Introduction: Interesting Easter Eggs
Years ago I worked for Kodak and helped write PostScript front ends for their laser print engines. This gave me a knowledge of computer controlled page layout. During that time I stumbled on Ghostscript, which was a shareware PostScript engine that would allow you to write the final output device driver for your printer device. Ghostscript was free to download from Gnu at the time. It is still available at http://www.ghostscript.com/
and runs on current PC computers. Eventually I stumbled upon a Postscript extension that wrote PostScript in 3D and output the result onto a non-planar surface, or render views of a Postscript image from a view port in 3D space. This document describes similar PS extensions- http://www.math.ubc.ca/~cass/graphics/manual/pdf/ch13.pdf
At that point I knew it was possible to make a device similar to the 'Egg-Bot' that would render a PostScript page shaped to the surface of an egg. In a perfect world you would first scan the egg to make a model of the surface of each egg you desire to render artwork upon. I figured the best way to make such a device would be to coat the egg with photo resist, point a laser a the egg and use two stepper motors to move the egg about in a gimbal exposing the photo resist. Washing the egg would remove the excess unexposed photo resist, then it could be dyed to the desired color. Use of a laser and gimbal would remove the concern for pen slippage, pen resistance, mechanical backlash, and registration errors producing very precise output quality. Perhaps even allowing halftone printing if the laser could be controlled with a shutter or acousto-optic modulator (AOM).
All that said, this Easter it became time to experiment with a much more simple solution. I made a cardboard box the size of most eggs. I then added a shelf in the box where the egg could be mounted with two pins through egg axis.. one for the north pole, one for the south pole. The egg could then be rotated along this axis allowing lines to be placed for various lines of latitude on the egg. If an equator was carefully marked the egg could be incrementally turned carefully to mark lines of longitude as well. In this way an entire grid could be produced for rendering tile based artwork upon the egg. Small disks (paper punch made from thin cardboard) were glued to the ends of the eggs to enable the pins to be placed closer to the eggs true axis and obscure the holes made by blowing out the contents of the eggs.

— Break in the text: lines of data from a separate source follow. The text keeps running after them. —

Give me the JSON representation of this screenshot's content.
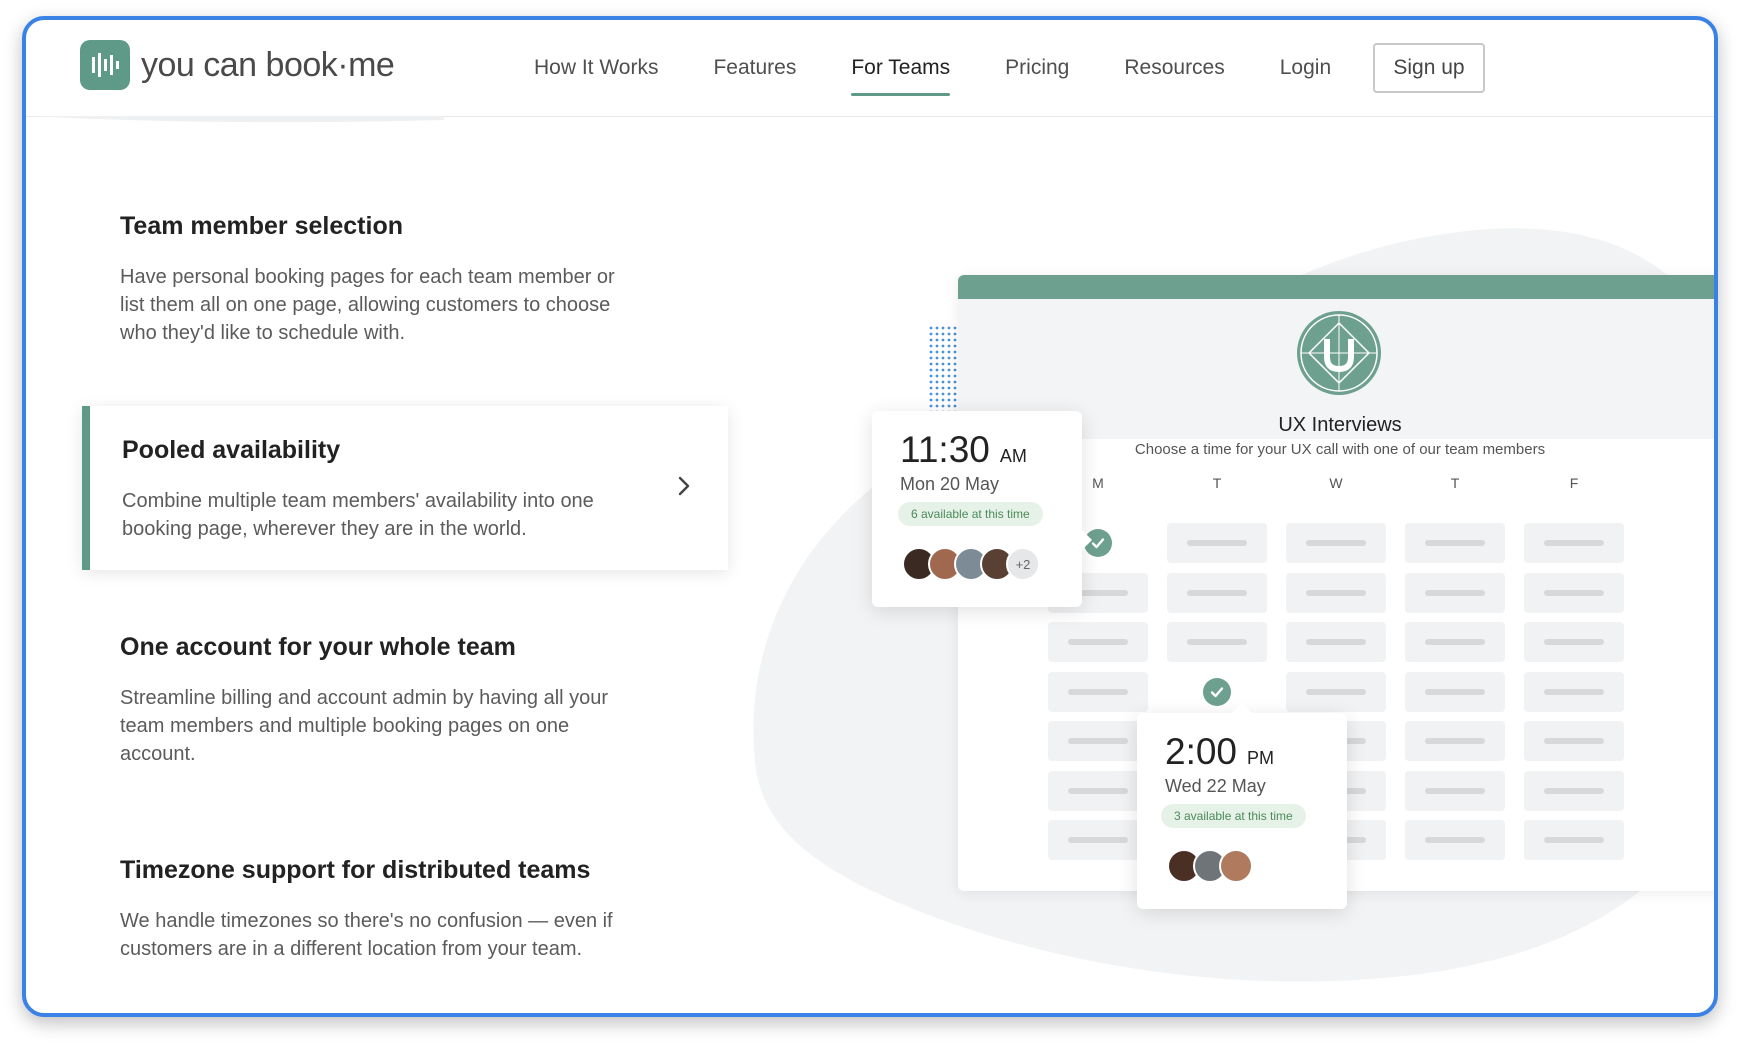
{
  "brand": {
    "name": "you can book·me",
    "accent": "#5f9a88"
  },
  "nav": {
    "items": [
      {
        "label": "How It Works"
      },
      {
        "label": "Features"
      },
      {
        "label": "For Teams",
        "active": true
      },
      {
        "label": "Pricing"
      },
      {
        "label": "Resources"
      },
      {
        "label": "Login"
      }
    ],
    "signup": "Sign up"
  },
  "features": [
    {
      "title": "Team member selection",
      "desc": "Have personal booking pages for each team member or list them all on one page, allowing customers to choose who they'd like to schedule with."
    },
    {
      "title": "Pooled availability",
      "desc": "Combine multiple team members' availability into one booking page, wherever they are in the world."
    },
    {
      "title": "One account for your whole team",
      "desc": "Streamline billing and account admin by having all your team members and multiple booking pages on one account."
    },
    {
      "title": "Timezone support for distributed teams",
      "desc": "We handle timezones so there's no confusion — even if customers are in a different location from your team."
    }
  ],
  "booking": {
    "title": "UX Interviews",
    "subtitle": "Choose a time for your UX call with one of our team members",
    "days": [
      "M",
      "T",
      "W",
      "T",
      "F"
    ],
    "popup1": {
      "time": "11:30",
      "ampm": "AM",
      "date": "Mon 20 May",
      "badge": "6 available at this time",
      "more": "+2"
    },
    "popup2": {
      "time": "2:00",
      "ampm": "PM",
      "date": "Wed 22 May",
      "badge": "3 available at this time"
    }
  },
  "icons": [
    "logo-icon",
    "chevron-right-icon",
    "check-icon",
    "brand-emblem-icon"
  ]
}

(see image of cardboard egg holder)
In previous experiments I had produced PostScript code which would randomly produce the necessary Bezier curve control points to make jigsaw puzzle hooks and nooks. Other code in my collection would produce Truchet curves and other interesting tile patterns.
(see image of jigsaw puzzle pieces)
Putting all this together I produced these eggs a gift for a friend one rainy day. They are marked by hand on the grid produced with my cardboard egg rotator using a black fine point Sharpie pen. Shapes (hooks vs nooks, or Truchet tile orientation) were defined by random coin flip.
(see image of finished eggs)
Sure wished I had an Egg-Bot to simplify the production and allow much more complicated designs! If I owned an Egg-Bot I'd write a Ghostscript driver for it, allowing all PostScript output designs to be applied directly to an egg's surface and transformed to fit it like it was shrink wrapped on the egg. Perhaps this article will inspire some Egg-Bot owner to write a Ghostscript driver for the device.